Diesel leaking into the Kootenay River from a Burlington Northern Santa Fe (BNSF) locomotive that derailed Jan. 1 was contained before it travelled downstream to Bonners Ferry, Idaho.
“We got containment booms down well before the diesel reached that point,” Andrew O’Neel, Boundary County emergency management public information officer, told the Advance on Jan. 4.
The Kootenay River, which flows west into Idaho from Montana, eventually crosses the border into Canada, about 43 kilometres downstream from Bonners Ferry.
BNSF has been working on cleanup and reclamation in close co-ordination with representatives from Idaho Department of Environmental Quality (DEQ) and the U.S. Environmental Protection Agency.
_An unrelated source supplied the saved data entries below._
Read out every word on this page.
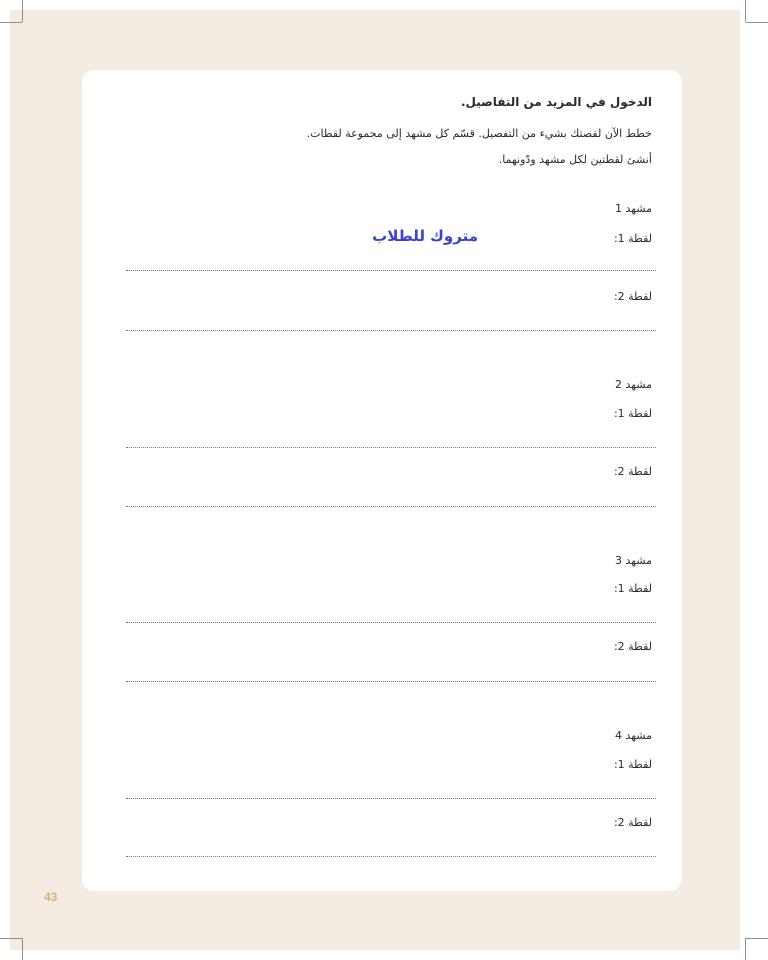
الدخول في المزيد من التفاصيل.
خطط الآن لقصتك بشيء من التفصيل. قسّم كل مشهد إلى مجموعة لقطات.
أنشئ لقطتين لكل مشهد ودّونهما.
متروك للطلاب
مشهد 1
لقطة 1:
لقطة 2:
مشهد 2
لقطة 1:
لقطة 2:
مشهد 3
لقطة 1:
لقطة 2:
مشهد 4
لقطة 1:
لقطة 2:
43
About 820 metres of containment booms were put in place in the 48 hours following the incident, with another 1,300 metres added today to environmentally sensitive areas identified by the DEQ and the Kootenai Tribe of Idaho.
A rockslide caused the derailment at 10 p.m. MST Jan. 1 about 16 kilometres east of Bonners Ferry. Three locomotives and six cars of a 113-car BNSF train derailed, with the lead locomotive ending up in the Kootenay River. Emergency crews had three containment booms in place before 3 a.m. Jan. 2.
“The firefighters began deploying booms in the assumption that it would be leaking diesel,” said O’Neel.
He added that some diesel has accumulated on the surface between the accident scene and the containment boom, which is catching the diesel — the engine carried about 7,200 litres — that is leaking from the partially submerged locomotive before it reaches Bonners Ferry. BNSF engineers are still assessing the situation and developing a recovery plan for the locomotive.
As a precaution, water downstream of the booms has been sent to a Spokane, Wash., lab for quality testing. The results should be known by Jan. 8.